Now, we want to plot the model predictions for our test dataset, in order to assess its performance in more detail than is possible from the trajectories of overall loss and accuracy. To do this, we first need to generate the predictions. Assuming all required functions and arguments are already set up and defined, we call the *predict_generator* function of our model that will take the images received from a generator object (which loads batches of images from disk into memory) and feed it to the CNN as input data to be processed. As arguments, we first pass our image-data generator (named "test_generator" in this case). Second, we state the number of *steps* that the function will be called. This depends on the batch size, or number of images that are loaded simultaneously into memory, and on the total number of images for which predictions are to be made. The number of steps is the latter number divided by the former, and is in this case already defined as the object *n_test_imgs*, since we use a batch size of one. The final argument we pass is the *verbose* argument, which indicates whether a process bar should be printed while predictions are made. It is here set to the previously defined object "verbose", but generally assumes the logical values 0 or 1.

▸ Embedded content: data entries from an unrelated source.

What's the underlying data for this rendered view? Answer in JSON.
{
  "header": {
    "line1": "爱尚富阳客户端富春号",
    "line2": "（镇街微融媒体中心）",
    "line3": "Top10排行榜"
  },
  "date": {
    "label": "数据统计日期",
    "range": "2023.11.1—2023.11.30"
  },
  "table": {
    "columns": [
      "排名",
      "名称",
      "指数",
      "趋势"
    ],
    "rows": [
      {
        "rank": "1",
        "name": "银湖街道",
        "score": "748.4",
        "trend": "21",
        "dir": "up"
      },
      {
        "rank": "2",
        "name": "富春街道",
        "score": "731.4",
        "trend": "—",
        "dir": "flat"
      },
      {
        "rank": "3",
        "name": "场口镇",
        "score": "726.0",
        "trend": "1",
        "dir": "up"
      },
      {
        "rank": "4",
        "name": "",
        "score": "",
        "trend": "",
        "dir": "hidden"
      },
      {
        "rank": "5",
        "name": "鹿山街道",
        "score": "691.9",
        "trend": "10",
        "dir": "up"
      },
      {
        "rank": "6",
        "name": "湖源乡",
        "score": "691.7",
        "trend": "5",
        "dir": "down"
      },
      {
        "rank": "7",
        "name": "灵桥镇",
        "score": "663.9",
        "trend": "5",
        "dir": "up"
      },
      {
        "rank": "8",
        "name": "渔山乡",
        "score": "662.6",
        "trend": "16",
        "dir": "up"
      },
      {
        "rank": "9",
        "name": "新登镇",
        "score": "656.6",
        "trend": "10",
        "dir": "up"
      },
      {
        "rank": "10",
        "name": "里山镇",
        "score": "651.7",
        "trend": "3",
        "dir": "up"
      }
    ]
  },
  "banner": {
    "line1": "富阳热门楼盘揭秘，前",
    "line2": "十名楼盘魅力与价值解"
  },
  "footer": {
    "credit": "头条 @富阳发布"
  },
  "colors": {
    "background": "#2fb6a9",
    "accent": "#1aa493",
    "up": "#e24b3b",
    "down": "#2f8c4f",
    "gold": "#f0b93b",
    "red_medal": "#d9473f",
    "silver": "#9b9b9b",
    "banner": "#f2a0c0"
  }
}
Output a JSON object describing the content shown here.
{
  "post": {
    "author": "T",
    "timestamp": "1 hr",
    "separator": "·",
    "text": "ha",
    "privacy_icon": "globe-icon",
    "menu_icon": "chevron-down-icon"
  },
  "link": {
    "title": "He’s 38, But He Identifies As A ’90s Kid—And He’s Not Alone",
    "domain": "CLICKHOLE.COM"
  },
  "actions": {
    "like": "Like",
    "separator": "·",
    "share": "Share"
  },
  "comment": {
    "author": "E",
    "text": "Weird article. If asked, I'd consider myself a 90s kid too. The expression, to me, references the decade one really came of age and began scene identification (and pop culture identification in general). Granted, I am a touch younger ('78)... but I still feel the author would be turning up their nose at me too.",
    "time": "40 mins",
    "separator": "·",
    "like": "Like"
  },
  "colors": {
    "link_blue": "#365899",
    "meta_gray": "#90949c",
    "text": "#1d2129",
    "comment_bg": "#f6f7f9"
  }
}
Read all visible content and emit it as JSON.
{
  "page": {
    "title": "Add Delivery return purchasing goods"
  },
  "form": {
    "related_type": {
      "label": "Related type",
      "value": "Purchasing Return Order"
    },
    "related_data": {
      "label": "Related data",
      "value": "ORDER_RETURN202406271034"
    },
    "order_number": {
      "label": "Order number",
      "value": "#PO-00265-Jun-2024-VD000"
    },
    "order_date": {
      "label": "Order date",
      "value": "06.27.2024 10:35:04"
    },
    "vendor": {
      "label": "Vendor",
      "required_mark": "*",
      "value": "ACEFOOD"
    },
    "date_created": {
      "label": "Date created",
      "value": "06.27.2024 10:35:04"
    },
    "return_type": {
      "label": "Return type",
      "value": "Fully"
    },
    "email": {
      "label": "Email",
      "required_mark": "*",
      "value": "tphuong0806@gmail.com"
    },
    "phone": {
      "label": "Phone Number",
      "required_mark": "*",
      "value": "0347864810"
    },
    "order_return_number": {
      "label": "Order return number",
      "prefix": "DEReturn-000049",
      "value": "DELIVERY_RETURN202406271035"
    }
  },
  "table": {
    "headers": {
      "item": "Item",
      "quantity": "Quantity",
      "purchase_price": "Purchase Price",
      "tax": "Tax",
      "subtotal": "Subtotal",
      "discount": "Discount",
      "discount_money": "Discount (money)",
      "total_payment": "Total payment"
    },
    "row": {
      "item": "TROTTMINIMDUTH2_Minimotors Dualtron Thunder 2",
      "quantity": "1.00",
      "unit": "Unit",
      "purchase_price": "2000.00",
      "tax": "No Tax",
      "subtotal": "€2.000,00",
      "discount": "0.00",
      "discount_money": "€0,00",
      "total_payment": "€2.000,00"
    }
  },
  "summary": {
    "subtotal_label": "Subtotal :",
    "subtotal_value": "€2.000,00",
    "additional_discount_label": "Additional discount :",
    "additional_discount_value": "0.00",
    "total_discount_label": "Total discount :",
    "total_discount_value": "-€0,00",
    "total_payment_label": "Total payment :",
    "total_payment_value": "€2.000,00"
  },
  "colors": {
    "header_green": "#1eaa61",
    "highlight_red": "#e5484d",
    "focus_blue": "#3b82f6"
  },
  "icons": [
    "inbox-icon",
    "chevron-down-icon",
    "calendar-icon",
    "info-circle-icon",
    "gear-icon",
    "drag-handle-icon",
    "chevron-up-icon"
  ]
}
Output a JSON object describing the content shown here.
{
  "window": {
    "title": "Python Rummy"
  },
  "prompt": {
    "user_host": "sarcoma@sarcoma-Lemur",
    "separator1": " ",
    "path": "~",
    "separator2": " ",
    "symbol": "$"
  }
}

preds = model.predict_generator(test_generator, steps = n_test_imgs, verbose = verbose)

The predictions now exist in the format of quasi-one-hot-encoded class vectors. That means that each prediction is a vector, the number of elements of which corresponds to the number of classes that the model shall differentiate between. The values of these n elements sum to one for each vector, so there is a probability assigned to each class for each prediction. This means that the CNN acutally does not make one hard-cut prediction; rather, it makes a somewhat fuzzy prediction: There is one vector element, i.e. class, with a maximum probability assigned to it, but the actual value of this maximum probability can be very different among predictions. The other classes also have probabilities assigned to them, meaning that the model finds it less likely that the image belongs to these classes - but it wouldn't rule the possiblility out, either. In applied usage of CNNs, this characteristic can be interpreted as the model being more or less certain about its prediction. A "certainty threshold", or a set of class-specific thresholds (based on known class-specific performance weaknesses and strengths), can be implemented to sort predictions that are likely wrong away - for later manual validation. For now, however, it is important for us to know in what format the predictions exist. In order to work with them, we need to transform them into scalar values, i.e. into hard-cut predictions. We determine the *argumentum maximum*, i.e. the index of the vector element with the highest probability, by employing the *argmax* function of the *numpy* module. Using an abbreviated loop, we apply it to every prediction (the number of predictions is given by the *length*, or number of rows, of the predictions matrix, in which every row is one class vector, or prediction). The resulting is list is turned into a numpy array for future convenience.

preds = [np.argmax(preds[i]) for i in range(len(preds))] preds = np.array(preds)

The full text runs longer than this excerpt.